Originally posted by: BonzaiDuck
Good to have your input on these matters, Dudeman, so stick around (and with 10,000 posts under your belt, I don't see you going anywhere unless you punch out from natural causes to be found with your face mashing down on your keyboard.)
"Metal layer and outermost pin-taps" -- I think this is what I was referring to -- having got it from Dr. [Somebody] in a THG article.
The reason I clarified is because you said:
there are contacts between metal leads and the silicon. At higher temperatures, these connections, over time, can separate.
which isn't the case. The outer metal layer is a metal to metal connection, not metal to silicon.
So -- on the general level -- increased resistance in metals reduces electrical efficiency, requiring more voltage? Increases in heat arise from voltage increases?
Not quite. Increased resistance in any of the materials means you need more voltage, but voltage and current have a very complex and intertwined relationship. The current is what causes the heat, not the voltage. You can think of voltage like potential energy, and current like kinetic energy. The rush of current through any material is a result of the differing potentials applied to it.
And some semiconductor materials actually display less resistance at higher temperatures and therefore better conductivity?
Resistance and heat are again a complex relationship. Light bulbs for example gain massive resistance as they heat up. When you first turn on an incandescent light, thousands of amps are surging through it. As it gets hotter, the resistance increases exponentially and it stabilizes.
MOSFETs are also bound by this thermal runaway limit. The hotter a MOSFET gets, the smaller the available channel for the electrons/holes (depending on the doping) to pass through. When I said transistors switch faster, that doesn't mean the circuit will work at a faster frequency. Unlike integrated circuit MOSFETs, Power MOSFETs are at risk of thermal runaway. Thermal noise injection and junction temperature play a complicated role in all of this.
So reductions in temperature -- even through some radical phase-change method -- might improve electrical efficiency in some components and not in others?
I'm not totally sure how to answer this, but lower temperature usually means lower resistance if that is what you are asking. The mechanisms which dictate the rate of decrease change as you hit certain boundaries (such as the Debye temperature), but the resistance is a net decrease.
See, with what you've said, and what I gleaned from the THG articles, it would seem that reducing temperatures has a questionable effect on over-clocking results, since some components improve in performance and others degrade. We see improvements of 300 Mhz or so in water-cooling versus air-cooled systems nevertheless, but this is because the over-clocker is simply boosting voltage while keeping the heat reduced enough to avoid the thermal limitations of the processor. In the long run, he is reducing the life of the CPU from electromigration through the voltage boosts.
Pretty much. Be careful thinking that higher temperatures are a good idea. I simply said the transistors can switch faster, but the circuit will operate slower. The mobility of the electrons/holes has a lot to do with this.
The electromigration effect isn't noticeable immediately, but increasing the voltage is a definite way to cause it. The higher energy the electrons are, the more atoms are ejected from the channels where contact is made. If enough atoms are removed from the channel, the transistor will become a high impedance open circuit instead of a semiconductor, meaning it is always off.

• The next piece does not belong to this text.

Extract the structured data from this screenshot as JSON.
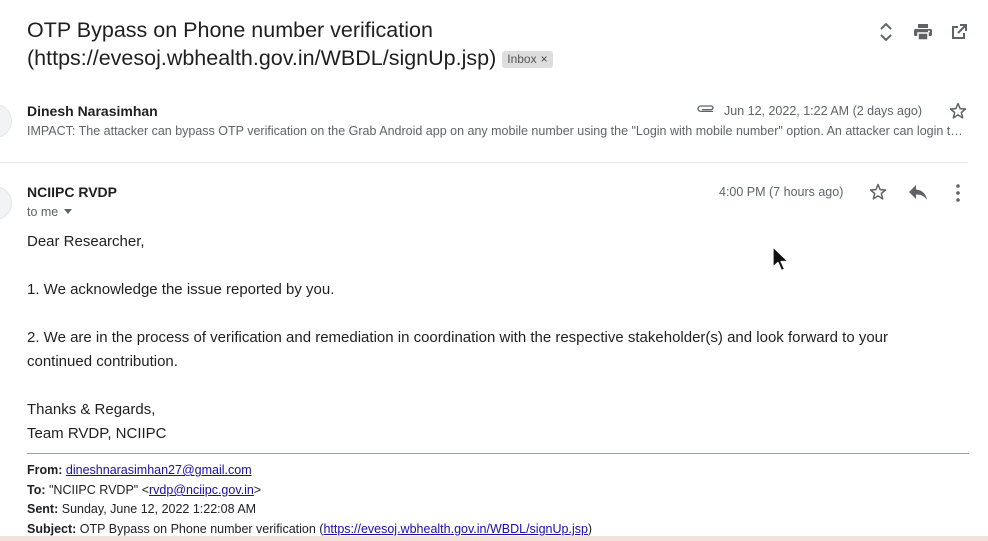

So people reduce temperatures through water-cooling, then pump up their VCOREs way too far beyond the manufacturer spec -- assuming that the resulting temperature regime means they're not going to damage anything. But -- they do anyway -- for the voltage increase.
Right. People are way too worried about temperature. Running at a higher voltage is far more detrimental. The Q6600 is cooled very much within spec using the stock heatsink. There is no need for water blocks just to run it at stock speed, which I have heard many people say.
Here's an observation about the ThermalRight Ultra-120 (and Extreme) cooler, and other coolers built with that design. SVC told me they shave off less than a millimeter of heatsink base to flatten it. That's really a thin sliver of copper. If one were worried about the reduced pressure on the heatspreader, you could simply add (nylon or metal) washers to the bottom of the springs in the mounting assembly to compensate.
The extra force would be deflected onto the frame instead of a relatively small area above the die. I understand what you are saying, and it would probably add some marginal increase in pressure, but nothing like what the convexity of the bottom would have added.
Of course, you're saying that this pressure is concentrated along the ridge of the convex surface of the heatsink base, and that removing that ridge sets up an entirely different "pressure regime." But if that were so, wouldn't TR recommend against mounting the cooler in one direction as opposed to another?
The convexity of the bottom is supposed to be circular, meaning that it can be mounted in any configuration as it should be uniform.